1. Extensive existing test coverage. Bun's tests acted as the acceptance oracle for each migrated slice. Without that, human review time would have dominated and blown the budget past 5-10x.

2. An owner with architectural clarity. Sumner knows Bun end-to-end. He wrote the original Zig. That let him decompose the work into 64 independently verifiable slices — a task the AI itself would have struggled with cold.

3. Static, well-defined transformation. Zig-to-Rust is a mechanical rewrite of memory management patterns, not a redesign. Migrations that change architecture — say, monolith to microservices — do not exhibit this economics.

Should You Copy This Playbook?

For a language migration on a codebase with strong tests and an engaged owner, yes. Budget $0.30-$1.00 per line of source depending on complexity and add 25-40% buffer for review overhead. For architectural rewrites, greenfield features, or anything requiring new design decisions, this economic model does not transfer.

Use our AI cost estimator with Fable 5 or Opus 4.8 as the model and "large refactor" as the project type to model your own migration. Compare against DeepSeek V4 Pro and Kimi K2.7-Code — those two are increasingly the smart mid-tier choices for teams that can tolerate slightly more retries in exchange for a 10-20x lower per-token cost.

Want to calculate exact costs for your project?

Frequently Asked Questions

How was Anthropic's $165k Bun migration cost calculated?

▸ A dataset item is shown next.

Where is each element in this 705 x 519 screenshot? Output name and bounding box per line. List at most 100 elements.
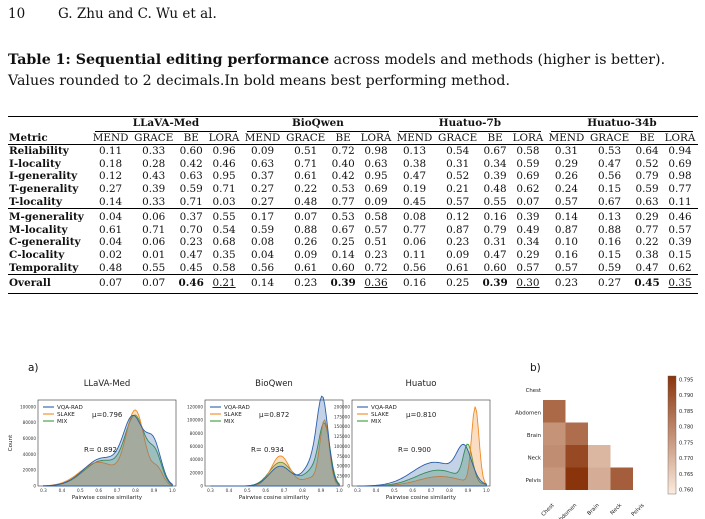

The total is API spend across roughly 11 days of orchestration involving 64 parallel Claude Fable 5 agents in Claude Code. It excludes Jarred Sumner's time, tooling development, and post-migration review. Cost per line of source code works out to roughly $0.31, but that number depends heavily on the existing tests as the verification oracle.

Can I replicate the Bun migration approach with a cheaper model?

For simpler codebases with strong test coverage, yes — models like DeepSeek V4 Pro at $0.435/$0.87 per million tokens or Kimi K2.7-Code at $0.74/$3.50 can approach Fable 5 economics if you accept 2-3x more retry loops. For projects requiring high first-pass correctness on complex code, the per-token savings often disappear once retries are counted.

Why did Bun use 64 parallel agents instead of one?

Language migrations decompose naturally into independently verifiable slices — each file or module can be migrated and tested in isolation. Running 64 agents in parallel compressed 11 days of wall clock time down from what would otherwise have been months of sequential work. This pattern only works when the task decomposes cleanly, which is rare outside of migrations and bulk transformations.

What kinds of projects are NOT suited to this migration pattern?

Architectural rewrites, greenfield feature work, and any task requiring new design decisions or product judgment. The Bun case worked because Zig-to-Rust is a mechanical transformation with tests as acceptance criteria. Once you introduce ambiguity about what the target should look like, the per-agent efficiency collapses.

How much should I budget for a similar 100k line migration?

For a similar mechanical language migration with existing test coverage, budget $30k-$100k using Fable 5 or Opus 4.8. Cheaper models like DeepSeek V4 Pro can bring that to $8k-$25k with more oversight. Add 25-40% buffer for human review and integration work — the API spend is usually 60-70% of total project cost.